Prayer paralyzes me. It's just too much. Too many people in need. Too many world events to consider. Too many personal needs and wants. Too many "oughts" and "shoulds" inside my head. And too many other things, practical things, to get done.
Which is exactly why I need to pray, not as I ought, but as I am.
A few weeks ago, I submitted, once again, to this reality. I had a stack of about 20 prayer cards filled with thoughts and requests for people and places and world events and friends and family and people who read this blog and on and on, and those very well-intentioned cards were keeping me from praying. So I started over. I consolidated my kids into one card. I made one for me. One for Peter. One for other people. And that was it. Intercessory prayer (which is to say, prayer on behalf of other people) began to feel possible again.
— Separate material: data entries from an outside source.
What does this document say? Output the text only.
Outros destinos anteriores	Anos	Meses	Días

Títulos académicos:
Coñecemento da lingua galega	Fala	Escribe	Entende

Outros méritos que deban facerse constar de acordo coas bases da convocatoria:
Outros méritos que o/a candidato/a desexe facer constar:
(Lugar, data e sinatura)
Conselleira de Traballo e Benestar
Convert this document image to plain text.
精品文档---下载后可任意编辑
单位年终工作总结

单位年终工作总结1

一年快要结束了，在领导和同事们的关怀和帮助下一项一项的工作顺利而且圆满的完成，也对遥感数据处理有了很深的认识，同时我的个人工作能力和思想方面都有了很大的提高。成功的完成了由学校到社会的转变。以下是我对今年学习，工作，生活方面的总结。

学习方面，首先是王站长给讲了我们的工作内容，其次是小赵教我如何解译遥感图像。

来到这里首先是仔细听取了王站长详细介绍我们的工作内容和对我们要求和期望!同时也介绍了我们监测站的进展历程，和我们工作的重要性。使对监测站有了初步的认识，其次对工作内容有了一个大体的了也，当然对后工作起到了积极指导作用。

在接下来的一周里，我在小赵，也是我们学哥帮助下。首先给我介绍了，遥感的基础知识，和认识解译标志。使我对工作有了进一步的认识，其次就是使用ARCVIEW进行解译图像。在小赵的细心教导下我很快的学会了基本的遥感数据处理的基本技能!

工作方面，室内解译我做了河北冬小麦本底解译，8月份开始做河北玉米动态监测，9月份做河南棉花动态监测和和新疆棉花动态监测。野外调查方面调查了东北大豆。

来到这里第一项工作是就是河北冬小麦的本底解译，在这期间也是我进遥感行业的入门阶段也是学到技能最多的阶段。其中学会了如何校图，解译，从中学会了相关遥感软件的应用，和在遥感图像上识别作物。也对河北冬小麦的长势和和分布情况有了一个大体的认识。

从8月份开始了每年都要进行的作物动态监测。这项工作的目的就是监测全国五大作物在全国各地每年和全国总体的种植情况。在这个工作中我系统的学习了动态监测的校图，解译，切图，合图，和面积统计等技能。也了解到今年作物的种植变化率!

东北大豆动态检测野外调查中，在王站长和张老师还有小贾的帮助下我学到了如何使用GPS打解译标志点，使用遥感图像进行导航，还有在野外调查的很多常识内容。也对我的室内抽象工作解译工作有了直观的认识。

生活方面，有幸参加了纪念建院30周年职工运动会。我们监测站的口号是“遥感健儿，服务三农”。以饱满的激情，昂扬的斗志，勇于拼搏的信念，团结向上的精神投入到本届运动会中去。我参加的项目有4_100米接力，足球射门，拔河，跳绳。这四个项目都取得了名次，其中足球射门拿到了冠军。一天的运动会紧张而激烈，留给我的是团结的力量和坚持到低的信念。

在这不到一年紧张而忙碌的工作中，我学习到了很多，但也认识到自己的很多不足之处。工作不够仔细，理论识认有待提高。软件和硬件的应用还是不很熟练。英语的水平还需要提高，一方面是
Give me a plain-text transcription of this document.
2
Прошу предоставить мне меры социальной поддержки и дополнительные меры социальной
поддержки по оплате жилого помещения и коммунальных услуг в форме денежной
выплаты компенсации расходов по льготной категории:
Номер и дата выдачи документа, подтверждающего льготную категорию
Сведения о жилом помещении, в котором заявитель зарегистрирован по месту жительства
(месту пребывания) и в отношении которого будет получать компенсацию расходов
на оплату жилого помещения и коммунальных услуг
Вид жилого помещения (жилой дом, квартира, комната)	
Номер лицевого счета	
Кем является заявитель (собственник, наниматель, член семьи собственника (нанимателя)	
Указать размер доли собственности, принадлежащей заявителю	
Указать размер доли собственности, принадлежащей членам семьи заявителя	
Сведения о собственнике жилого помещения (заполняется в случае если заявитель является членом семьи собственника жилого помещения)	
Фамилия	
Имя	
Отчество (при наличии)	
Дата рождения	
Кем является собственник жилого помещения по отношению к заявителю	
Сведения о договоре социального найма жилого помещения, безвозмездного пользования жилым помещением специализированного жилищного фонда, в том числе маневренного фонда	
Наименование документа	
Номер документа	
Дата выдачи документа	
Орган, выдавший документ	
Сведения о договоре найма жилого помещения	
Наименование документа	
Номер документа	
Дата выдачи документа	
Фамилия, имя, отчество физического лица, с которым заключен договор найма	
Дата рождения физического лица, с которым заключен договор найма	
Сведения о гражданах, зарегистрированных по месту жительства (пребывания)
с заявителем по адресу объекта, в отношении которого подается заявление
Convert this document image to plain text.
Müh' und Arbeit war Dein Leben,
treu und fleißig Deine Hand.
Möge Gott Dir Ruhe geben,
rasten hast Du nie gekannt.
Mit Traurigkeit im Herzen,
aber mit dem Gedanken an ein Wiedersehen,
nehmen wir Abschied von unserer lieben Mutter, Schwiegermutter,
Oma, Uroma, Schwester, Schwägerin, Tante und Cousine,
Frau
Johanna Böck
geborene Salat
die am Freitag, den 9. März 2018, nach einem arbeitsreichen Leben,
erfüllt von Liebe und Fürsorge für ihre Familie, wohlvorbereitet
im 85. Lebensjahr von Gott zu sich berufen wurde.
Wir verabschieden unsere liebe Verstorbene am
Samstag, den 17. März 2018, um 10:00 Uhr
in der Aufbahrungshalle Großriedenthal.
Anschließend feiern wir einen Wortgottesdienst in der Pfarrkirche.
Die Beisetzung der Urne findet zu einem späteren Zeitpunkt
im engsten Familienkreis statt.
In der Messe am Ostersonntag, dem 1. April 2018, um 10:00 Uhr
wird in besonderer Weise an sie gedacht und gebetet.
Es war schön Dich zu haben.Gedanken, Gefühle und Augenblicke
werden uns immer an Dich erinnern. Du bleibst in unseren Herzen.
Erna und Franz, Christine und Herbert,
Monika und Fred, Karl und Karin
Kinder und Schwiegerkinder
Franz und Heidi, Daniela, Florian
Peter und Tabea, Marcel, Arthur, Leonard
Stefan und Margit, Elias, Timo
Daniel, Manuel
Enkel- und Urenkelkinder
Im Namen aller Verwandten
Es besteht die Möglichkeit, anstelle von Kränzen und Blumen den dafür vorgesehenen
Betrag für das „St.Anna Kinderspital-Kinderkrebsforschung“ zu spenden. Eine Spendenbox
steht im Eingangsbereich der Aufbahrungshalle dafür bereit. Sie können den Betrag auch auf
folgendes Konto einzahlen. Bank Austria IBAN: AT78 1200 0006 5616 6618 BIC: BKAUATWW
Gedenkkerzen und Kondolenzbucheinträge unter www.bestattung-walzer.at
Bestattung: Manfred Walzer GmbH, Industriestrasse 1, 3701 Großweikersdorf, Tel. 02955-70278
Recently, I've tried to start each time of prayer with Psalm 46:10, "Be still and know that I am God." I inhale on "Be still," hold my breath with "and know" and then exhale, "that I am God." I repeat that a few times until my body, mind, and spirit are a little more focused, a little more attentive to the promises and presence of God. From there I move to the prayer cards. I've been praying in short bursts, but somewhat consistently for myself, my family, and three friends who are in the midst of particularly difficult times right now.
I suspect that over time, I'll create more prayer cards because I will feel prompted by God to expand my circle of concern and attention. And I suspect that eventually I'll have to start all over again. In the midst of it all, I try to remember that prayer is a conversation with God, who listens to me as I am. I pray as I am, not as I ought. And God is faithful.